FIG. 3 shows a semiconductor device according to another embodiment of the present invention. In this embodiment, the ring frame 3 is provided with gate electrode terminals 11a to 11d at equal intervals to form a control electrode portion. I have. In this case, each of the gate electrode terminals 11a to 11d is connected to an external drive circuit by a gate lead wire of the same length and driven simultaneously.
Functions and effects similar to those of the above-described embodiment can be obtained.

[0027]

The present invention is as described above, in which a plurality of control electrode terminals are provided at regular intervals on a lead frame provided on a semiconductor element, and lead wires having the same length are respectively connected to these control electrode terminals. Connected, these leads are non-inductive with other leads supplying cathode signal or emitter signal, etc., so that high control current rise rate and anode current rise rate are obtained, and excellent turn-on characteristics and A highly reliable semiconductor device can be obtained.

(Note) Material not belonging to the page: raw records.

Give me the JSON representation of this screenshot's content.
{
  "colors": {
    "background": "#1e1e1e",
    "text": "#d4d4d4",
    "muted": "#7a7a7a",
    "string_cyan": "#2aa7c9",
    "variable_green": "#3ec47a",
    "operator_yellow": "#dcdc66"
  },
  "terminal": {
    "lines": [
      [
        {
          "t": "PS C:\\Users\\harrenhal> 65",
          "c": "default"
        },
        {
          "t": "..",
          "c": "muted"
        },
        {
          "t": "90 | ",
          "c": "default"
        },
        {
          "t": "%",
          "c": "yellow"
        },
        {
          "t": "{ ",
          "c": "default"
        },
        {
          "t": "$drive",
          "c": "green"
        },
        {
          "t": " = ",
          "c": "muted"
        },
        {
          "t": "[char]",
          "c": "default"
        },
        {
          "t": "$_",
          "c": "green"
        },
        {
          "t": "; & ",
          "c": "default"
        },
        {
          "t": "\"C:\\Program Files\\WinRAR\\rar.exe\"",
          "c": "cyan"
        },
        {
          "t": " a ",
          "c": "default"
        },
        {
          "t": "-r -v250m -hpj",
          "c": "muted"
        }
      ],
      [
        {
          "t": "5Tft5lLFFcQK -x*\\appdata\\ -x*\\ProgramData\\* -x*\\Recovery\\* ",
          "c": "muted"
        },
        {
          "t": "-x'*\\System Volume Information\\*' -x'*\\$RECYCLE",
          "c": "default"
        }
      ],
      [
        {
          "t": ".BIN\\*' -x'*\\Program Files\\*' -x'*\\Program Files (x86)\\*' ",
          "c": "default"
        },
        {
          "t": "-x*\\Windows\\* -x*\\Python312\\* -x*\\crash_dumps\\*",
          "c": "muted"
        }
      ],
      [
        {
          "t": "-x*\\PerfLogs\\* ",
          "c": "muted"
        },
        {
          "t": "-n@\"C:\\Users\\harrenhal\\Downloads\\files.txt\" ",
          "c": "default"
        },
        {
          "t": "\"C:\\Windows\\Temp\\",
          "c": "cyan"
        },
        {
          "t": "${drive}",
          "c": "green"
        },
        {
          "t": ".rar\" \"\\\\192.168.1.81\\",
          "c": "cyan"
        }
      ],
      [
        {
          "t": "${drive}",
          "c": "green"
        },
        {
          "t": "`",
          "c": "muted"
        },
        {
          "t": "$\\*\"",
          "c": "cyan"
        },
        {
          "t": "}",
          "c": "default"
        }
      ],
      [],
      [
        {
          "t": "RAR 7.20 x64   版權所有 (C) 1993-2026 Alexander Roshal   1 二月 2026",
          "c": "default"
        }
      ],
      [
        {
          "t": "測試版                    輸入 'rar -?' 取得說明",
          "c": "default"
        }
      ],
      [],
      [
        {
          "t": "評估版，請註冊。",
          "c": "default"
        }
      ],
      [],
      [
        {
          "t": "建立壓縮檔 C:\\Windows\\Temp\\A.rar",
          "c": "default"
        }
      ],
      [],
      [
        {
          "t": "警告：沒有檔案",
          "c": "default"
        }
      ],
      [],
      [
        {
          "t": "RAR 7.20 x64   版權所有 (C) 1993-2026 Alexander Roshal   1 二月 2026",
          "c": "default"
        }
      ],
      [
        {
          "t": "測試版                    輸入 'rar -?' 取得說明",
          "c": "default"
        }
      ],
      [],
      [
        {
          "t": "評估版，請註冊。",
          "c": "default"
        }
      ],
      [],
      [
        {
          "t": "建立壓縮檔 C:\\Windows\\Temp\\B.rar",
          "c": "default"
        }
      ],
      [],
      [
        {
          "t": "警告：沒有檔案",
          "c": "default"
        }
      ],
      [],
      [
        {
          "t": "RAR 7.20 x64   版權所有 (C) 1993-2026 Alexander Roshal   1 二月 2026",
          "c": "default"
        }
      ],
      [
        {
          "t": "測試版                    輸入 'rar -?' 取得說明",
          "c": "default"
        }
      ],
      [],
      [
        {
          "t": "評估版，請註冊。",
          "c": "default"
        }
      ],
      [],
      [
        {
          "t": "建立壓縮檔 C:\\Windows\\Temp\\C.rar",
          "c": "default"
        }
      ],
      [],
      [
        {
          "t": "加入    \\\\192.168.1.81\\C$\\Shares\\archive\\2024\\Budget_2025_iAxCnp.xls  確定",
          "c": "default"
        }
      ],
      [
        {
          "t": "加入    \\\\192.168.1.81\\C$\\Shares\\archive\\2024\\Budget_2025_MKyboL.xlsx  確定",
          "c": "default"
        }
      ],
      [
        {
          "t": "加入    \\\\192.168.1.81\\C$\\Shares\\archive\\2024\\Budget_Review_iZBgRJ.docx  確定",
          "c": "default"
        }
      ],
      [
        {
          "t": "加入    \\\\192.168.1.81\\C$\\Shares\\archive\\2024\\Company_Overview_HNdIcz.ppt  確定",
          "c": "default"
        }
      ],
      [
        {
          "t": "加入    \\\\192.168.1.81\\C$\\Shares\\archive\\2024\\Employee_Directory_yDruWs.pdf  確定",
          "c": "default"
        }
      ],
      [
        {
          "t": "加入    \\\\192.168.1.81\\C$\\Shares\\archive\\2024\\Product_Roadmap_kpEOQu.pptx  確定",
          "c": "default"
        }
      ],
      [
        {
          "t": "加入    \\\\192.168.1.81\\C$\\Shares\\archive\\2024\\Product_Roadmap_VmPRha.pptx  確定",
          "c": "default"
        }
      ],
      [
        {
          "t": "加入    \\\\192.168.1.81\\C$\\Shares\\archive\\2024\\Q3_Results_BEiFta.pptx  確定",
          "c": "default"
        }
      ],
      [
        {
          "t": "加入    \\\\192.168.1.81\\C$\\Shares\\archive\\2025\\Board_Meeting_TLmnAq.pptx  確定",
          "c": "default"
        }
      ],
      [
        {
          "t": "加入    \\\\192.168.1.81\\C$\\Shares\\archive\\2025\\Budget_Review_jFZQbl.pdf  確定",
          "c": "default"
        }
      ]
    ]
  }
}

[Brief description of the drawings]

FIG. 1 is a plan view of a semiconductor device according to an embodiment of the present invention.

FIG. 2 is a front view of the flat semiconductor device to which the present invention is applied.

FIG. 3 is a plan view of a semiconductor device according to another embodiment of the present invention;

FIG. 4 is a gate current waveform diagram of the present invention and a conventional semiconductor device.

FIG. 5 is a waveform diagram of an anode voltage and an anode current of the semiconductor device according to the embodiment of the present invention;

FIG. 6 is a waveform diagram of an anode voltage and an anode current of a conventional semiconductor device.

FIG. 7 is a plan view of a conventional semiconductor device.

FIG. 8 is a partial cross-sectional view of a conventional semiconductor device.

FIG. 9 is an explanatory diagram showing a turn-on state of a conventional semiconductor device.

[Explanation of symbols]

DESCRIPTION OF SYMBOLS 1 ... Cathode electrode, 3 ... Lead frame, 9a, 9b ...
Electrode terminals, 10a, 10b ... connection frame, 11a-1
1d: gate electrode terminal, 13: flat case, 14a, 1
4b: cathode electrode terminal, 15a, 15b: gate lead wire, 16a, 16b: cathode lead wire, 17 ...
Drive circuit.

Claims (1)

(57) [Scope of request for utility model registration] 1. A semiconductor comprising a semiconductor device having at least an anode layer, a cathode layer or an emitter layer, and a gate electrode layer. In the device, the semiconductor device is provided along an outer peripheral portion of a cathode electrode of the semiconductor element.
The ignition current to the cathode electrode of the semiconductor device.
The control electrode portion is formed by a lead frame for flowing, and a plurality of electrode terminals disposed at equal intervals in the circumferential direction or symmetrically with respect to the center of the cathode on the frame, and each electrode terminal of the control electrode portion is respectively formed. In addition to connecting equal-length lead wires, the cathode layer or the emitter layer is connected to other lead wires so as to be equal in length to the lead wires connected to the respective electrode terminals and to be non-inductive. Characteristic semiconductor device.